O primeiro fato consiste no uso de prédio público, aliciamento e assédio de servidores em favor da candidatura à reeleição ao cargo de prefeito de Canoas/RS em 2020 de LUIZ CARLOS GHIORZZI BUSATO e DÁRIO FRANCISCO DA SILVEIRA, por meio de reunião com profissionais da saúde convocada pelo então Secretário da Saúde, FERNANDO RITTER, por meio do aplicativo WhatsApp. A mensagem de WhatsApp que marcava a reunião tinha o seguinte conteúdo (ID 45021122): “Boa tarde! Convidamos todos os colegas farmacêuticos (as) e auxiliares de farmácia para no dia 19/11, às 17h30min participar de uma conversa com o Secretário da Saúde, na SMS. Favor repassar para suas equipes. Conto com a presença de todos. Obrigada.”

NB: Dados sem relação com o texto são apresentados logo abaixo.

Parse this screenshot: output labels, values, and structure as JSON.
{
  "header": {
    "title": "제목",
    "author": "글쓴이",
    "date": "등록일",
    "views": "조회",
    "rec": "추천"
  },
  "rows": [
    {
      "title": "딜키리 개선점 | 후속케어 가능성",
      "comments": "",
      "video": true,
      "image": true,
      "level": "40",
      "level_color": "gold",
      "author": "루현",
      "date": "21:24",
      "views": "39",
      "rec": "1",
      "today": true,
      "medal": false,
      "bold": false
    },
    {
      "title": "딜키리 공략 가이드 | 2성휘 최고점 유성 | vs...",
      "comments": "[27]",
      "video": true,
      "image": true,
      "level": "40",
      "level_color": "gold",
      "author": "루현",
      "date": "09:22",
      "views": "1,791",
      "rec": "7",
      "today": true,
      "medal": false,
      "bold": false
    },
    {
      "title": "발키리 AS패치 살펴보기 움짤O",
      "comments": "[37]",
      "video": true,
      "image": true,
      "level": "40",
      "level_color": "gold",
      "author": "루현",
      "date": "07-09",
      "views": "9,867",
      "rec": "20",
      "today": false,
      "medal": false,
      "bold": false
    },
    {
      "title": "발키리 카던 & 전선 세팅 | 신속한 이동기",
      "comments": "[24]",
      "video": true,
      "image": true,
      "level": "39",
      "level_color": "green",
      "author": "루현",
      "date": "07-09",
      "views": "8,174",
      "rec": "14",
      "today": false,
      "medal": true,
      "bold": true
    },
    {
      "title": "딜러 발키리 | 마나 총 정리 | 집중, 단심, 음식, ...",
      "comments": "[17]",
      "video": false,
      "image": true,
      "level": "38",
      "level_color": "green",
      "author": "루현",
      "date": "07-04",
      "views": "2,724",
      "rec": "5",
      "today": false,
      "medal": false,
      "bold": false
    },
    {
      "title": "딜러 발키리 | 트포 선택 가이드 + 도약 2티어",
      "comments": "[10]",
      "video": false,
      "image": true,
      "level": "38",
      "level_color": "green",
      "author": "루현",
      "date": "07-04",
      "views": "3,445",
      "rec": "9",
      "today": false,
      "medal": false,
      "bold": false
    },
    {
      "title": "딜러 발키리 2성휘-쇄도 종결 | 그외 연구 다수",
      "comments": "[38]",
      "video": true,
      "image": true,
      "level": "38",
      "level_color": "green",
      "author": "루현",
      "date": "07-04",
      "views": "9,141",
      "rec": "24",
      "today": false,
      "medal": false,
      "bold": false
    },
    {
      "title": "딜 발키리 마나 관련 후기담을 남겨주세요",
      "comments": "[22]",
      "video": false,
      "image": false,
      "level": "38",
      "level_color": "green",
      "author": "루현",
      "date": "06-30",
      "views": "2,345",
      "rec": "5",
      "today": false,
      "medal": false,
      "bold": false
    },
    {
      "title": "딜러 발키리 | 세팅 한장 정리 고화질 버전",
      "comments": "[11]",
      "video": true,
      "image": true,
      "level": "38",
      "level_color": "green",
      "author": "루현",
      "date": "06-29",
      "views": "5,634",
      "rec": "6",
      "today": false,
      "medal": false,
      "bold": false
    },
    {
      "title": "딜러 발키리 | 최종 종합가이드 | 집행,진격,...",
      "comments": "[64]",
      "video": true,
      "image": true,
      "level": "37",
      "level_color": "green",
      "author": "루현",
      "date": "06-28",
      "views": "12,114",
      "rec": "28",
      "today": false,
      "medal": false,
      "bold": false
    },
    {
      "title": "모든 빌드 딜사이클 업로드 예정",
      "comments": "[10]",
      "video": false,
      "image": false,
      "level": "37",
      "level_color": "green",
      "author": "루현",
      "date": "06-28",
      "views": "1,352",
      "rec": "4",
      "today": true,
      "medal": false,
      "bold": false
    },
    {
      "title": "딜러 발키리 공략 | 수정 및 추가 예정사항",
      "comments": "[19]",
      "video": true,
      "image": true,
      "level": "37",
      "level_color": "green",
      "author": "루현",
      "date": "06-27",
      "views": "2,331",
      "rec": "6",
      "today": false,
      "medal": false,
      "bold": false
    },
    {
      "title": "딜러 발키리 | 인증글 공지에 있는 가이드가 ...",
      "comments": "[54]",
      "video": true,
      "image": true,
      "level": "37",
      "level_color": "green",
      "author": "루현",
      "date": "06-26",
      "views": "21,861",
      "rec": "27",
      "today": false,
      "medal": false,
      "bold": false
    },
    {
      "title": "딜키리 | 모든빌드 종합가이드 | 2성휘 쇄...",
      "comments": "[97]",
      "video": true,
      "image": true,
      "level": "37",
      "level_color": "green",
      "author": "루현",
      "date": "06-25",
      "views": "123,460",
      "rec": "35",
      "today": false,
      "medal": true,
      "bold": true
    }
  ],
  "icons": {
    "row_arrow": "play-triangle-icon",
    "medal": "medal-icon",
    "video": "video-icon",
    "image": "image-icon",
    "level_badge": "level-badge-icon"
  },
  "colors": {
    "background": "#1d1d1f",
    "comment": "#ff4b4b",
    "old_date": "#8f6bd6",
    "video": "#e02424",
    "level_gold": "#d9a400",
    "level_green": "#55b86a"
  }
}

Não há certeza quanto à autoria da mensagem. Contudo, foi encaminhada livremente entre os grupos de WhatsApp da qual faziam parte os servidores da categoria (por exemplo, Natacha Farmacêutica encaminhou para seus contatos no Grupo Farmácia Niteroi), não havendo indícios de que se trate de convocação feita pelo Secretário de Saúde que, como se vê, participaria do encontro. Por se tratar de um convite geral e informal destinado a membros da categoria, não se vislumbra teor de coação ou outra ilegalidade na marcação da reunião.

Ao mesmo tempo, não há elementos nos autos a infirmar a conclusão de que a reunião ocorreu no horário e data aprazados, em 19.11.2020, no prédio da Secretaria da Saúde de Canoas, com início às 17h30min, contando com a presença do Secretário da Saúde, FERNANDO RITTER.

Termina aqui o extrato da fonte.